|
||
Recensione di Marie-Claude Genet-Delacroix, Université de Reims Champagne-Ardennes Numero di parole: 1872 parole Pubblicato on line il 2013-12-18 Histara les comptes rendus (ISSN 2100-0700). Link: http://histara.sorbonne.fr/cr.php?cr=1628 Link per ordinare il libro
Cet ouvrage, consacré à Augustin Girard (1926-2009), agrégé de l’Université et directeur du « Département des études, de la prospective et des statistiques » du ministère de la Culture et de la Communication, se présente comme une biographie professionnelle qui décrit son parcours institutionnel et analyse sa démarche intellectuelle dans une double perspective.
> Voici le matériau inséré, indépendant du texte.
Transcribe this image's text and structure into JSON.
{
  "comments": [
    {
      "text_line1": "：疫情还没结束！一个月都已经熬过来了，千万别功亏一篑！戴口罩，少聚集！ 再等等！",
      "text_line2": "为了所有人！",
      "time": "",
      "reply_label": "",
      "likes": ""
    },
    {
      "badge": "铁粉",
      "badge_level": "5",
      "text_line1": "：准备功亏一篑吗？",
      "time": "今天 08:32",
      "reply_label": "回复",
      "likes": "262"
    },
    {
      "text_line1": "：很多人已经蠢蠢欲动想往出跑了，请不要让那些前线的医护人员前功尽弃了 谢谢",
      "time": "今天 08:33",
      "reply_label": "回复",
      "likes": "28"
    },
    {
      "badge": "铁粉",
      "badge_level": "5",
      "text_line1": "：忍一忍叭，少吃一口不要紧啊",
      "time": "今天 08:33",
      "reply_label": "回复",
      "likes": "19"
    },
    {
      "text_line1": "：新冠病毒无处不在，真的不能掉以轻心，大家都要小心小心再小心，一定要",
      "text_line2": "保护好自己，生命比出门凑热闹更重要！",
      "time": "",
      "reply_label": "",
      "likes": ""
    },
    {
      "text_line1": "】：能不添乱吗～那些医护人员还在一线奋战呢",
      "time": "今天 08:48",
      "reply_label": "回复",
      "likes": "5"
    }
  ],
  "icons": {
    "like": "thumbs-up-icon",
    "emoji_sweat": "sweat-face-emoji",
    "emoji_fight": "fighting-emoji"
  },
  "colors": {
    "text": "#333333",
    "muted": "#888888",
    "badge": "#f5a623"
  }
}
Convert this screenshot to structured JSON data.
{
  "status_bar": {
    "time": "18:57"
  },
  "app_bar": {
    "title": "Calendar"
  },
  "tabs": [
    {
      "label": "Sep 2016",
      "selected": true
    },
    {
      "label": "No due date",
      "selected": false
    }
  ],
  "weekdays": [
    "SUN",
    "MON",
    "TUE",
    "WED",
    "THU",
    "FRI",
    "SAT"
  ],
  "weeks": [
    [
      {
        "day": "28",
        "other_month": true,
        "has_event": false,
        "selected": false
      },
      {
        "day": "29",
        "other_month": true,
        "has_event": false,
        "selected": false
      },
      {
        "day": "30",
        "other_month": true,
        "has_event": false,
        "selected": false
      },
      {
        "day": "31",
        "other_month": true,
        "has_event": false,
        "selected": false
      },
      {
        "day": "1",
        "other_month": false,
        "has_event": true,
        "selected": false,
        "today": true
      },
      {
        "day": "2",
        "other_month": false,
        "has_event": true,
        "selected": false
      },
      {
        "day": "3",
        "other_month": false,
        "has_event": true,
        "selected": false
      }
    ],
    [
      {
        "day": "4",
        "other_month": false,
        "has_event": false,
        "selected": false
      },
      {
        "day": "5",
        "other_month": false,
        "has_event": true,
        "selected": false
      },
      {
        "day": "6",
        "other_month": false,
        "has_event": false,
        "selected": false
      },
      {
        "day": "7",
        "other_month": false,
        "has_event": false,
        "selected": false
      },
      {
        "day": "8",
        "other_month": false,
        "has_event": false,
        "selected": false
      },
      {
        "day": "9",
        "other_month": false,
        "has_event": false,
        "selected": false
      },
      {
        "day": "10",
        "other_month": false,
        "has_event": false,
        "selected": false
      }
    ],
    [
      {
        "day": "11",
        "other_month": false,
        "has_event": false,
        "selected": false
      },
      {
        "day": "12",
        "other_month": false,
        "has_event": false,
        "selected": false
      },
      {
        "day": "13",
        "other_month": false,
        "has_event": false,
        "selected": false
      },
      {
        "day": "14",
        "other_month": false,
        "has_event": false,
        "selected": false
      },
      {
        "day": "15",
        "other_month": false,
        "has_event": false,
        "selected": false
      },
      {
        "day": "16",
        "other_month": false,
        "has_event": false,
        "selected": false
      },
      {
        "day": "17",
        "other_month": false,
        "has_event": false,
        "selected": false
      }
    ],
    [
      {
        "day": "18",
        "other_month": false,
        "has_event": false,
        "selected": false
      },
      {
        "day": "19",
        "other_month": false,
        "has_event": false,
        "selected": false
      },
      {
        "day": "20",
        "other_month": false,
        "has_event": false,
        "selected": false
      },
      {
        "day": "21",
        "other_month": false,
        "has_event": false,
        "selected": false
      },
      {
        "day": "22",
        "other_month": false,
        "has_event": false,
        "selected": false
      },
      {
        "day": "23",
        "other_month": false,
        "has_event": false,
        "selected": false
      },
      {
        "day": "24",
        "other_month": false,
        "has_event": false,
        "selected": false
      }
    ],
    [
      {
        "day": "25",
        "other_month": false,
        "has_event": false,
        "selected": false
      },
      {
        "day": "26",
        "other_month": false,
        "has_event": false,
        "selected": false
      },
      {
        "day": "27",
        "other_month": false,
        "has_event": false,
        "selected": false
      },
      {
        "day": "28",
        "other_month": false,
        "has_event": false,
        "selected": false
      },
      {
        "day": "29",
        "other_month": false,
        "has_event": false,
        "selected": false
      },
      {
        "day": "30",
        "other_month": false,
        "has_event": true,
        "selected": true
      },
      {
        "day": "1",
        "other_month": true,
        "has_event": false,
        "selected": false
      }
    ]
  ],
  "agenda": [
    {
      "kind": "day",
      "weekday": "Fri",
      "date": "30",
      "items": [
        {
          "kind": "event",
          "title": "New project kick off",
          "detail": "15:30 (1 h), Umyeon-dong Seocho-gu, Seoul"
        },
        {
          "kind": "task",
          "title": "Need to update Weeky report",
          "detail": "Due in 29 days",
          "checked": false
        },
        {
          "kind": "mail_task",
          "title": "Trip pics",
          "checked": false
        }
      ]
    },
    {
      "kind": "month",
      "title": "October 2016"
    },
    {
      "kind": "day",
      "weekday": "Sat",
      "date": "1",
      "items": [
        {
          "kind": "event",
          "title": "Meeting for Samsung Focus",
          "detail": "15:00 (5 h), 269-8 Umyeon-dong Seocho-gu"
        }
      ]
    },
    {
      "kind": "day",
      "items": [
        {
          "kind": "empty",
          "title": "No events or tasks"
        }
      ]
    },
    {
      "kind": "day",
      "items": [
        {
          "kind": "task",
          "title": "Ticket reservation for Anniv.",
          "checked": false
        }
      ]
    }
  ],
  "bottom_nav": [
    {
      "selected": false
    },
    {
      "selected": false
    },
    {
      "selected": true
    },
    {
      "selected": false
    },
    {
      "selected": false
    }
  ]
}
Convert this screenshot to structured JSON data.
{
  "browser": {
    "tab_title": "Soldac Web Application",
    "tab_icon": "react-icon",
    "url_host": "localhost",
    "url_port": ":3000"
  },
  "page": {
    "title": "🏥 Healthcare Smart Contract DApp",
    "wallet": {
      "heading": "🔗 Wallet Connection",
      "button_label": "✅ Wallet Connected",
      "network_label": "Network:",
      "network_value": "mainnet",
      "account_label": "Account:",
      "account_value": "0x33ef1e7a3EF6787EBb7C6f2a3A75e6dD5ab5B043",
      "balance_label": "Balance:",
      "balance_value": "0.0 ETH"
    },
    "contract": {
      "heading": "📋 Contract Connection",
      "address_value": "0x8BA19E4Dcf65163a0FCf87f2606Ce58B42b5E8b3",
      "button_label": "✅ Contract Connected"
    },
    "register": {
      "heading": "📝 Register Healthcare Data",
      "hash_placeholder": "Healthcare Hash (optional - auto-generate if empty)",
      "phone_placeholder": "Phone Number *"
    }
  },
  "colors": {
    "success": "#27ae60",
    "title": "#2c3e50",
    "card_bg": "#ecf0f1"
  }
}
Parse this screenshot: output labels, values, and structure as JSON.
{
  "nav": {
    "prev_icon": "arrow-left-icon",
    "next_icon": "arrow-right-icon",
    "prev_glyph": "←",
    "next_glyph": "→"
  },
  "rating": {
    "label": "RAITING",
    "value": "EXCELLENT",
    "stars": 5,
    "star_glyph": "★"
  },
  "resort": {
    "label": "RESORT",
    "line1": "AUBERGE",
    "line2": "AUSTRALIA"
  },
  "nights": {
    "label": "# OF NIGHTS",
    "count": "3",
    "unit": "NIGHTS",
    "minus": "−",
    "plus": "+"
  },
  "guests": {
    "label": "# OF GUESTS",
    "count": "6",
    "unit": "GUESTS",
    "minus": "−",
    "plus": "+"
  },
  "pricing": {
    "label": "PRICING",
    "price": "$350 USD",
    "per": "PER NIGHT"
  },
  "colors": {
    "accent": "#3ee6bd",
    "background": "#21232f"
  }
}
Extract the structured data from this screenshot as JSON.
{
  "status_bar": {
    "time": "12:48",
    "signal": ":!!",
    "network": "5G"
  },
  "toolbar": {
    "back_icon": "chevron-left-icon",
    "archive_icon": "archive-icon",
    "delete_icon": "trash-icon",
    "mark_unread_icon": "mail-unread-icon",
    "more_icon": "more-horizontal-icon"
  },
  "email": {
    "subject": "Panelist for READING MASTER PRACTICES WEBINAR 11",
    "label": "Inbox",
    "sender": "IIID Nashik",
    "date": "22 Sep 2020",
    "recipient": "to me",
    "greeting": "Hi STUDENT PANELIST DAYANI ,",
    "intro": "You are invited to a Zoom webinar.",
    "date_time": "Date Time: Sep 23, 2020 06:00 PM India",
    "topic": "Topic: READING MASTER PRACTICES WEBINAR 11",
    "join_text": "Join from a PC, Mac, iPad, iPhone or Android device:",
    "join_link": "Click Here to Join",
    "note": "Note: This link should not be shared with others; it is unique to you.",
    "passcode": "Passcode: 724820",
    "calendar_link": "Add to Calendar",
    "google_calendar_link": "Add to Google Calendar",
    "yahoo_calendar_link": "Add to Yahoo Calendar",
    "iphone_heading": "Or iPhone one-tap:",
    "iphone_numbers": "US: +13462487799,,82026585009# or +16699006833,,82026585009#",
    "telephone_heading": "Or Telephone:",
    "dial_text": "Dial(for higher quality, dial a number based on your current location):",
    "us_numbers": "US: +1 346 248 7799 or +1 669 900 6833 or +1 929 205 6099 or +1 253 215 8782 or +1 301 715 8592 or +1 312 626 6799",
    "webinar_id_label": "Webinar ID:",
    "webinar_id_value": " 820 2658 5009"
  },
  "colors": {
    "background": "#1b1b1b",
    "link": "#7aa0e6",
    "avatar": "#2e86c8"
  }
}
La première est tracée par Augustin Girard lui-même de 1963 à 2003 dans son action administrative au Ministère de la Culture : elle est illustrée par des extraits de ses discours de président ou de conseiller, de ses rapports de commissions et de nombreux articles parus dans des revues de sciences humaines que récapitule une bibliographie analytique et que nous donne à entendre pour les plus importants, un compact-disc sonore de 79 minutes placé en annexe (p. 291-321) en fin de volume. La seconde est retracée par certains responsables politiques (en l’occurrence les ministres Catherine Tasca et Jacques Toubon), certains collaborateurs et chercheurs associés aux travaux et à l’action d’Augustin Girard dans des entretiens et des études qui ponctuent et commentent ses textes et sa pensée. Sont précisées en annexe les notices des vingt auteurs, dont trois femmes, qui ont participé à l’ouvrage (p. 322-325).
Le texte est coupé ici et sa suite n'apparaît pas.